Analaya no es un juego de rol corriente, ya que propone a los jugadores la misión de dirigir una partida a… ellos mismos.
Editor: Grupo Editorial Larshiot.
Creadores: Miguel Angel Friginal y Jose Luis Laviña.
Origen: España.
Presentación: Libro de reglas y mazo de cartas especiales.
Tipo: Juego de rol narrativo.
Dados: Se usan dados de 20 caras.
Un juego de rol distinto
Analaya escapa a la descripción de un juego de rol normal. No sólo no es el juego típico, en el cual intrépidos jugadores con ansias de sangre, mujeres y bebidas alcohólicas se dedican a hacerle la vida difícil al pobre Master, que preparó para la ocasión un sobrio módulo con personajes dedicados a meditar sobre los orígenes de las religiones. Y si creés que en Analaya vas a tener un Master… bueno, dejame decirte que estás equivocado.
Para empezar, este es un juego de rol narrativo, en el cual se da prioridad al ambiente y al desarrollo de los personajes antes que al sistema de juego (el del Príncipe Valiente es otro ejemplo). Es óptimo para cuando las ganas de \”rolear\” se anteponen a las de matar orcos o mamuts. Analaya, además de anteponer el rol a las tiradas, tiene la característica de que los directores son los mismos jugadores. Todos ellos, en una misma partida.

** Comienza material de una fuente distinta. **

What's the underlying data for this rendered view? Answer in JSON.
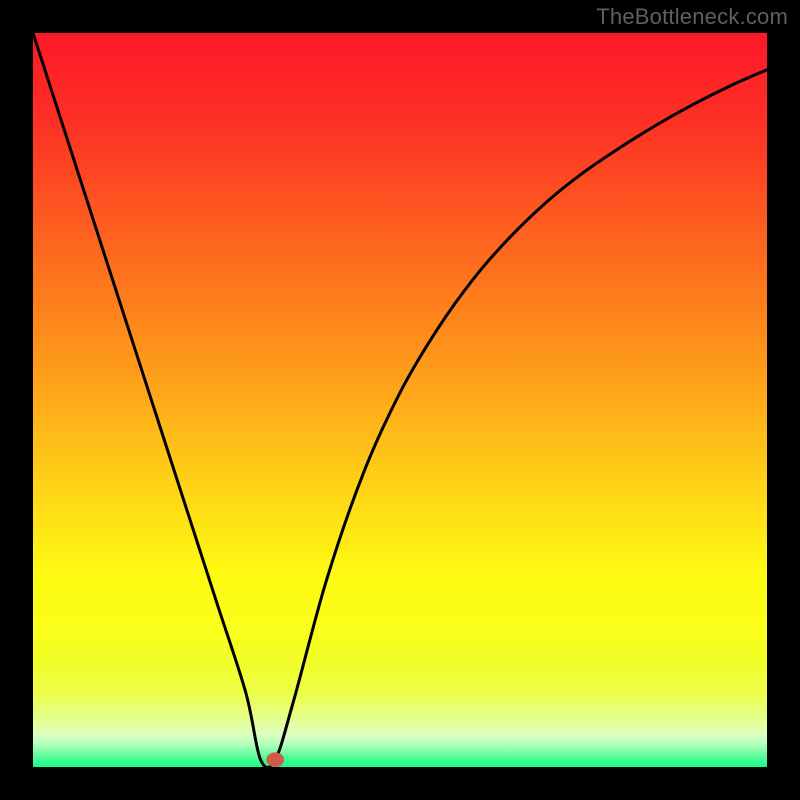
{
  "watermark": "TheBottleneck.com",
  "colors": {
    "frame": "#000000",
    "curve": "#000000",
    "marker": "#cf5b4a",
    "gradient_stops": [
      {
        "offset": 0.0,
        "color": "#fd1828"
      },
      {
        "offset": 0.12,
        "color": "#fd3025"
      },
      {
        "offset": 0.25,
        "color": "#fd5a20"
      },
      {
        "offset": 0.38,
        "color": "#fe821c"
      },
      {
        "offset": 0.5,
        "color": "#feaa19"
      },
      {
        "offset": 0.62,
        "color": "#fed416"
      },
      {
        "offset": 0.74,
        "color": "#fefb12"
      },
      {
        "offset": 0.81,
        "color": "#fbfe19"
      },
      {
        "offset": 0.86,
        "color": "#f0fe2a"
      },
      {
        "offset": 0.9,
        "color": "#ecfe4b"
      },
      {
        "offset": 0.93,
        "color": "#e5fe85"
      },
      {
        "offset": 0.955,
        "color": "#ddfebe"
      },
      {
        "offset": 0.97,
        "color": "#b0febc"
      },
      {
        "offset": 0.985,
        "color": "#5afd9a"
      },
      {
        "offset": 1.0,
        "color": "#14fd86"
      }
    ]
  },
  "chart_data": {
    "type": "line",
    "title": "",
    "xlabel": "",
    "ylabel": "",
    "xlim": [
      0,
      1
    ],
    "ylim": [
      0,
      1
    ],
    "series": [
      {
        "name": "bottleneck-curve",
        "x": [
          0.0,
          0.05,
          0.1,
          0.15,
          0.2,
          0.25,
          0.29,
          0.31,
          0.33,
          0.355,
          0.4,
          0.45,
          0.5,
          0.55,
          0.6,
          0.65,
          0.7,
          0.75,
          0.8,
          0.85,
          0.9,
          0.95,
          1.0
        ],
        "y": [
          1.0,
          0.845,
          0.69,
          0.535,
          0.38,
          0.225,
          0.101,
          0.01,
          0.01,
          0.09,
          0.255,
          0.4,
          0.51,
          0.595,
          0.665,
          0.722,
          0.77,
          0.81,
          0.844,
          0.875,
          0.903,
          0.928,
          0.95
        ]
      }
    ],
    "marker": {
      "x": 0.33,
      "y": 0.01,
      "rx": 0.012,
      "ry": 0.01
    }
  }
}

Se utiliza un mazo de cartas, que viene con el juego, en las cuales están escritas cosas tales como acción, descripción olfativa, detalle sonoro, visual, etcétera y, por turno, todos los jugadores tomarán una carta del mazo. En cada carta encontraremos también un número, que indica en qué orden se emplearán (de menor a mayor). Cuando llegue el turno de su carta, cada jugador aportará a la situación una característica del tipo indicado en la carta.
Por ejemplo, si un jugador tiene la carta \”1\” y es de \”Acción\”, será el primero y deberá describir una acción, digamos, el movimiento de un parroquiano, la pelea entre dos hombres o cualquier otra situación que tenga lugar dentro del contexto. Si otro jugador tuviera que describir un detalle olfativo, podría inundar la habitación con un fétido olor a cadáver. Una vez que todos los jugadores han utilizado sus tarjetas (y la situación en la que sus personajes se encuentran ha quedado definida), procederán a describir sus acciones de la manera usual. Si en algún momento un jugador tiene una buena idea, puede prescindir de las tarjetas y comenzar a describir la situación por su cuenta, al mismo tiempo que controla a su personaje.
Esto, que sobre papel parece extraño y difícil, resulta, a la hora del juego, simple e intuitivo. Animarse a dirigir una partida completa, que para algunos podría resultar atemorizante, se facilita, ya que sólo dirigirá ciertas descripciones o, cuando se sienta más cómodo, secuencias de acciones.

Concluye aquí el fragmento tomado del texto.